Mãe de Maria (23), Pedro (17), Miguel (24) e Joaquim (16), Cássia diz que tem refletido sobre o tempo dedicado a cuidar de si, da família e da casa:
— Na pandemia, o tempo ficou mais largo e também mais curto. Curto porque temos as demandas do cotidiano. Agora mesmo interrompi uma lavação de louça, tem a roupa da máquina para estender, tenho que passar um aspirador de pó no quarto do Miguel, tem um vaso sanitário que preciso limpar. Por mais que tenha o filho apoiando, eles também estão ocupados. Já o tempo largo é para cuidar do lado de dentro, respirar, pensar melhor, aprender a colocar as coisas no lugar, a olhar para nós mesmos. Eu acho que a decisão de fazer isso de um jeito mais profundo me trouxe coisas importantes. Eu tive grandes conquistas nesse período, não sei dizer qual é a maior delas. As mágoas que me prendiam ao passado, que não me deixavam perdoar, caminhar, elas correram. Isso foi um ganho gigante.

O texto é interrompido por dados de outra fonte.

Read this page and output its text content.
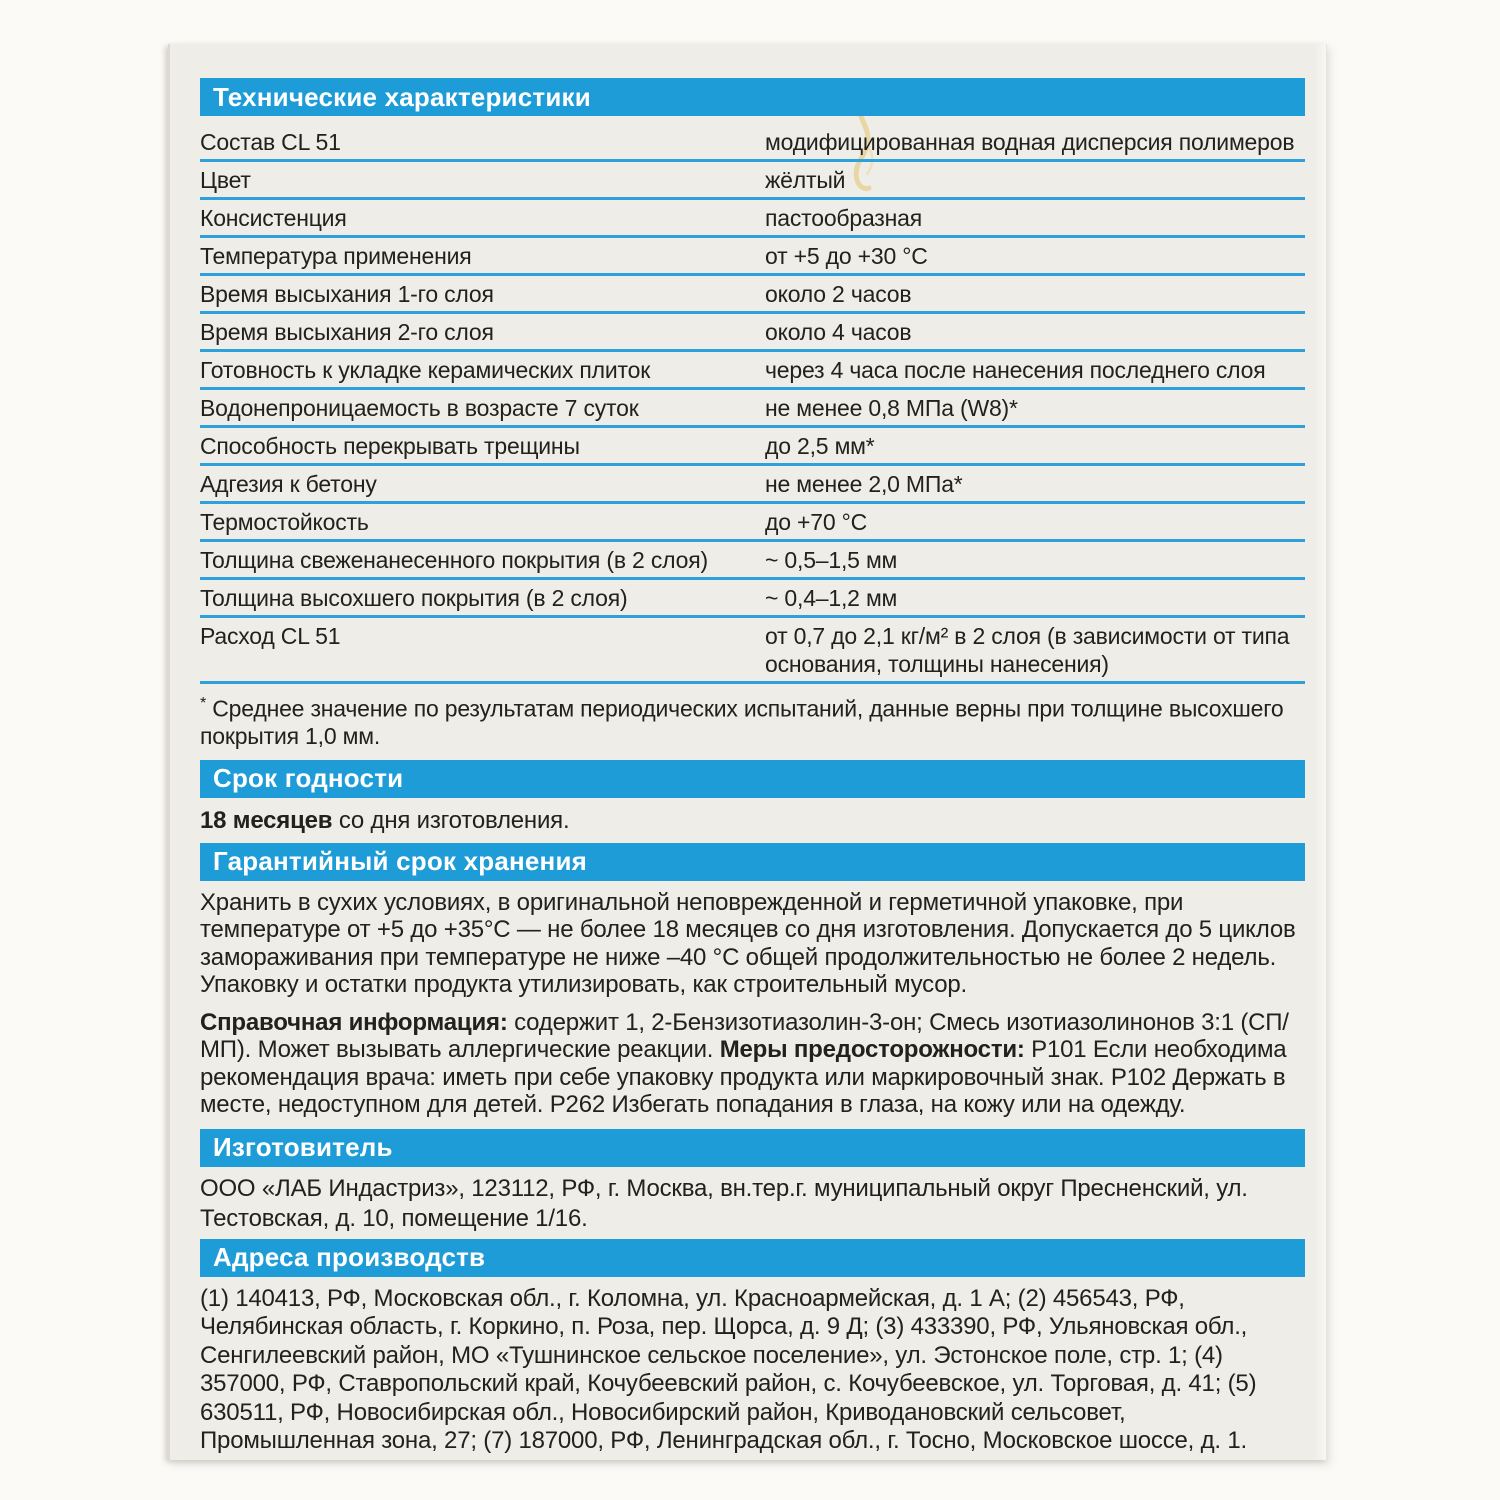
Технические характеристики
Состав CL 51	модифицированная водная дисперсия полимеров
Цвет	жёлтый
Консистенция	пастообразная
Температура применения	от +5 до +30 °C
Время высыхания 1-го слоя	около 2 часов
Время высыхания 2-го слоя	около 4 часов
Готовность к укладке керамических плиток	через 4 часа после нанесения последнего слоя
Водонепроницаемость в возрасте 7 суток	не менее 0,8 МПа (W8)*
Способность перекрывать трещины	до 2,5 мм*
Адгезия к бетону	не менее 2,0 МПа*
Термостойкость	до +70 °C
Толщина свеженанесенного покрытия (в 2 слоя)	~ 0,5–1,5 мм
Толщина высохшего покрытия (в 2 слоя)	~ 0,4–1,2 мм
Расход CL 51	от 0,7 до 2,1 кг/м² в 2 слоя (в зависимости от типа основания, толщины нанесения)

* Среднее значение по результатам периодических испытаний, данные верны при толщине высохшего покрытия 1,0 мм.

Срок годности

18 месяцев со дня изготовления.

Гарантийный срок хранения

Хранить в сухих условиях, в оригинальной неповрежденной и герметичной упаковке, при температуре от +5 до +35°C — не более 18 месяцев со дня изготовления. Допускается до 5 циклов замораживания при температуре не ниже –40 °C общей продолжительностью не более 2 недель. Упаковку и остатки продукта утилизировать, как строительный мусор.

Справочная информация: содержит 1, 2-Бензизотиазолин-3-он; Смесь изотиазолинонов 3:1 (СП/МП). Может вызывать аллергические реакции. Меры предосторожности: P101 Если необходима рекомендация врача: иметь при себе упаковку продукта или маркировочный знак. P102 Держать в месте, недоступном для детей. P262 Избегать попадания в глаза, на кожу или на одежду.

Изготовитель

ООО «ЛАБ Индастриз», 123112, РФ, г. Москва, вн.тер.г. муниципальный округ Пресненский, ул. Тестовская, д. 10, помещение 1/16.

Адреса производств

(1) 140413, РФ, Московская обл., г. Коломна, ул. Красноармейская, д. 1 А; (2) 456543, РФ, Челябинская область, г. Коркино, п. Роза, пер. Щорса, д. 9 Д; (3) 433390, РФ, Ульяновская обл., Сенгилеевский район, МО «Тушнинское сельское поселение», ул. Эстонское поле, стр. 1; (4) 357000, РФ, Ставропольский край, Кочубеевский район, с. Кочубеевское, ул. Торговая, д. 41; (5) 630511, РФ, Новосибирская обл., Новосибирский район, Криводановский сельсовет, Промышленная зона, 27; (7) 187000, РФ, Ленинградская обл., г. Тосно, Московское шоссе, д. 1.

Sobre a possibilidade de expor suas vivências num livro que ajude pessoas que passaram por situações semelhantes, Cássia diz:
— Você acha que não tenho vontade de escrever sobre essas coisas? Evidente que posso contar minhas histórias com todas as experiências que tive, mas diariamente tenho galgado conquistas. E tenho certeza de que podem ser úteis. Hoje mesmo falei com uma pessoa no telefone e eu tentava colocar numa outra consciência. Eu olhei para mim fazendo isso e pensei: "Olha, que incrível. A necessidade de educar e reeducar, dizer a uma pessoa que ela ficará em paz". Agora, quando estou bem, faço o que posso na comunidade. Eu preciso ajudar, preciso me mover. Estamos com um país em que muita gente vai passar forme. Já temos. Tomara que a gente consiga reverter isso o mais rápido possível. Digo a meus filhos: "Não negligenciem".